(New York, March 21, 2006) ‘ The Uzbek government’s closure of the U.N. refugee agency in Tashkent will deprive refugees in Uzbekistan of international protection and set a terrible precedent, Human Rights Watch said today. Human Rights Watch called on the Uzbek government to reverse its decision.
The office of the United Nations High Commissioner for Refugees (UNHCR) stated yesterday that on March 17, the Foreign Ministry ordered it to close its office in Uzbekistan within one month, claiming that UNHCR was no longer needed in the country.
‘Uzbekistan is one of the few countries ever to kick out UNHCR,’ said Kenneth Roth, executive director of Human Rights Watch. ‘If a government can get away with expelling UNHCR every time it objects to the agency assisting its nationals abroad, the international refugee protection regime will fall apart.’
UNHCR in Uzbekistan has worked for years with Afghan refugees who fled their country and came to Uzbekistan seeking safety.
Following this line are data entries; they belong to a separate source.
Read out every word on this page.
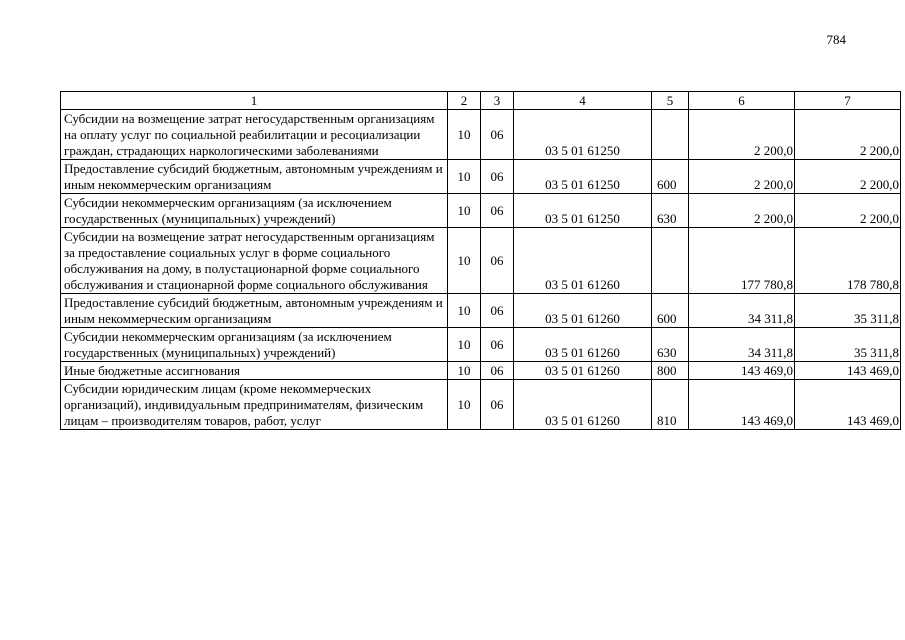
784
1	2	3	4	5	6	7
Субсидии на возмещение затрат негосударственным организациям на оплату услуг по социальной реабилитации и ресоциализации граждан, страдающих наркологическими заболеваниями	10	06	03 5 01 61250		2 200,0	2 200,0
Предоставление субсидий бюджетным, автономным учреждениям и иным некоммерческим организациям	10	06	03 5 01 61250	600	2 200,0	2 200,0
Субсидии некоммерческим организациям (за исключением государственных (муниципальных) учреждений)	10	06	03 5 01 61250	630	2 200,0	2 200,0
Субсидии на возмещение затрат негосударственным организациям за предоставление социальных услуг в форме социального обслуживания на дому, в полустационарной форме социального обслуживания и стационарной форме социального обслуживания	10	06	03 5 01 61260		177 780,8	178 780,8
Предоставление субсидий бюджетным, автономным учреждениям и иным некоммерческим организациям	10	06	03 5 01 61260	600	34 311,8	35 311,8
Субсидии некоммерческим организациям (за исключением государственных (муниципальных) учреждений)	10	06	03 5 01 61260	630	34 311,8	35 311,8
Иные бюджетные ассигнования	10	06	03 5 01 61260	800	143 469,0	143 469,0
Субсидии юридическим лицам (кроме некоммерческих организаций), индивидуальным предпринимателям, физическим лицам – производителям товаров, работ, услуг	10	06	03 5 01 61260	810	143 469,0	143 469,0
The leadership at UNHCR’s headquarters in Geneva ‘ not its Tashkent office ‘ organized an airlift to Romania for 439 Uzbek refugees from Kyrgyzstan following the May 13, 2005 massacre in the Uzbek town of Andijan. UNHCR resettled the refugees because of persistent Uzbek pressure on the Kyrgyz government and on the refugees themselves for their return.
The Uzbek government continues to seek the capture and return of people who fled Uzbekistan after the Andijan massacre. It has accused refugees and asylum-seekers of involvement in the Andijan uprising, or charged them with religion-related offenses. To the Uzbek government’s consternation, UNHCR offices in Ukraine, Kazakhstan, Kyrgyzstan and other countries have granted international protection to many of these individuals. Nonetheless, since the Andijan massacre, several dozen Uzbek refugees and asylum seekers have been detained in these countries. At least 23 have been forcibly returned to Uzbekistan in violation of international prohibitions on the return of refugees and asylum-seekers to places where they could be tortured or otherwise persecuted for their beliefs.
‘Closing down UNHCR in Uzbekistan looks very much like retaliation for its work to protect Uzbek refugees abroad,’ said Roth, ‘but those who will pay the price are refugees from other countries who have sought asylum in Uzbekistan.’
UNHCR’s role inside Uzbekistan has been to assist refugees from other countries, in particular some 2,000 refugees and asylum-seekers from Afghanistan, thus relieving the Uzbek government of much of the burden of caring for them.
‘The government utterly fails to understand UNHCR’s humanitarian role in protecting refugees and providing for their well-being,’ said Roth. ‘The U.N. should take this up at the highest level, and press the Uzbek government to reverse its decision immediately. And it should have the support of member states of UNHCR’s Executive Committee in doing so.’